Tonawanda News — Natalie Brown, owner of North Tonawanda’s Project 308 gallery, took a page from her father’s book Saturday and brought back art to Oliver Street as part of a day-long festival.
Brown’s father, Paul Brown, was the originator of a successful art festival on the street in the mid to late 2000s. Brown said she wanted to re-establish the event to bring arts back closer to the community and residents who live around the gallery.
“I took tips from my father, but am also doing it all in my own style,” she said.

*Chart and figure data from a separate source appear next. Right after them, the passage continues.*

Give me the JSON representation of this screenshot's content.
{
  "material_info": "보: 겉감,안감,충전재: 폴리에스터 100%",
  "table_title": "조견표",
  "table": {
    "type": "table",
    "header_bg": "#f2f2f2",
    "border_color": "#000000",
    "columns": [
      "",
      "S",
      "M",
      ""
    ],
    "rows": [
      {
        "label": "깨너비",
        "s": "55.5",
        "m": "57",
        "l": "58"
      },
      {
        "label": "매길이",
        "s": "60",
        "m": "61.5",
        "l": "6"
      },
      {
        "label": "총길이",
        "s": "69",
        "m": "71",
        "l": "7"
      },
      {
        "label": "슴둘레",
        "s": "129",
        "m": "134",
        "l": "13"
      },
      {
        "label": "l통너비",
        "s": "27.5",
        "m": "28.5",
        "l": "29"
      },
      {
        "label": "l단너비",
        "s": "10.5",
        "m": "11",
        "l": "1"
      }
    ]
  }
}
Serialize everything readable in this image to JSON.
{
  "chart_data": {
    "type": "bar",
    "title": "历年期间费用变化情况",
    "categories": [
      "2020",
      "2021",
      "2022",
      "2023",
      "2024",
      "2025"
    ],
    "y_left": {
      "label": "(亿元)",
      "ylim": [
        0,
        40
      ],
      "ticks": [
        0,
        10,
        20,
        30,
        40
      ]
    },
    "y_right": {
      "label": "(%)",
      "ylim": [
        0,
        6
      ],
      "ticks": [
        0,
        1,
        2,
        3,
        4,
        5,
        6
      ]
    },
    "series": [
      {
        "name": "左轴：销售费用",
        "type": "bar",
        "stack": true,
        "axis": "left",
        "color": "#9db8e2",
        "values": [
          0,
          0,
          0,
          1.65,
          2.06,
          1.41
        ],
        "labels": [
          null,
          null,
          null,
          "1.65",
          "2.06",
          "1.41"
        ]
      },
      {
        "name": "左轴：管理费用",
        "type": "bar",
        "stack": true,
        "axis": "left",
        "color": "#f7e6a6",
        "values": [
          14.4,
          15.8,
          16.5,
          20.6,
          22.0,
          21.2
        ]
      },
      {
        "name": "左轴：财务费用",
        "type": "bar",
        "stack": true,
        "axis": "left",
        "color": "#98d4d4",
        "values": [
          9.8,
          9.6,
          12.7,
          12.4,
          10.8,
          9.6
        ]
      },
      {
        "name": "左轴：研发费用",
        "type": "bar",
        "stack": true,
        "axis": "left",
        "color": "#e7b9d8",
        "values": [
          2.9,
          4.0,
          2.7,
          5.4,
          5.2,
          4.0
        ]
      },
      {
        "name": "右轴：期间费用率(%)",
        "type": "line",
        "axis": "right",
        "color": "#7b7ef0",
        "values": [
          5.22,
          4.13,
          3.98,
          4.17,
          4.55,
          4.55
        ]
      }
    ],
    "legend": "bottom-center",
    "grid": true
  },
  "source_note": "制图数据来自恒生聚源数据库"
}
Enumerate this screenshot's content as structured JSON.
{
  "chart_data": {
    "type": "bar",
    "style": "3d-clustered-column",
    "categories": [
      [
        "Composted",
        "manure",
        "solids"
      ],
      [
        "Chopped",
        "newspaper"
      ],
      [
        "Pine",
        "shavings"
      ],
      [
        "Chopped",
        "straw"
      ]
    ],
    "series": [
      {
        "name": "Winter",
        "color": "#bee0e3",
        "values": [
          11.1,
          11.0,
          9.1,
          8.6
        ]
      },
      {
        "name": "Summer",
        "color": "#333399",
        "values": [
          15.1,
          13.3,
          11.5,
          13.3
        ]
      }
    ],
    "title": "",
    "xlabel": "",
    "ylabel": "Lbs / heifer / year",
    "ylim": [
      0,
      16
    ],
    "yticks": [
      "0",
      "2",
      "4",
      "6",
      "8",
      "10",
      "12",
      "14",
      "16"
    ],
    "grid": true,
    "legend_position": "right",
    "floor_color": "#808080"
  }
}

More than 50 vendors set up shop in Oliver between Schenk and Robinson streets for the festival, which celebrated the one year anniversary of the opening of Project 308. Many of the artists who took part Saturday have displayed their art at the gallery, Brown said.
After a year of success, she said she was happy to celebrate.
“We have expanded a lot since the first show, and everything has been going very well,” she said. “I just feel so lucky that I am able to do this ... some cities wouldn’t allow you to close streets and have a fest, but everyone here has been so helpful.”
Vendors at the event offered a huge range of creations, including handmade clothing, jewelry, paintings and photographs. Sherri Marranca, who was the first artist to display her work at Project 308, was one of the artists on hand Saturday.
Marranca started painting about 10 years ago after being inspired to create work that her young daughter, who is blind, can appreciate. She has since been featured on the “Today” show.
“Everything is very durable, and everything has texture so you can touch it to experience it,” she said.
Kailee Brohman, another painter, was publicly displaying her art for the first time Saturday. She was thankful and nervous for the opportunity, but also expressed gratitude for all that Brown has down for the area.
“I just love what she is bringing to North Tonawanda,” she said. “Normally, you have to go downtown for something like this, but now, thanks to her, it’s right here.”
Attendees on Saturday also got to grab a bite to eat from Lumber Jake’s Burgers and Shakes, and try some wine from The Traveling Vineyard. Performances were put on by the Marjorie Blakely Dance Studio and Danceamour, and two glassblowers, Jason Rochevot and Aaron Brown, were also there to entertain the crowd. And kids also got the chance to exercise their creative side by painting at a children’s station at the event.
Although Brown is looking for a full-time job and may reduce her time at the gallery, she knows she wants to continue her work with Project 308 and put on another festival.
“Regardless, I want to do this again, and learn from what went well this year and what I could improve upon,” she said. “It’s a lot of fun.”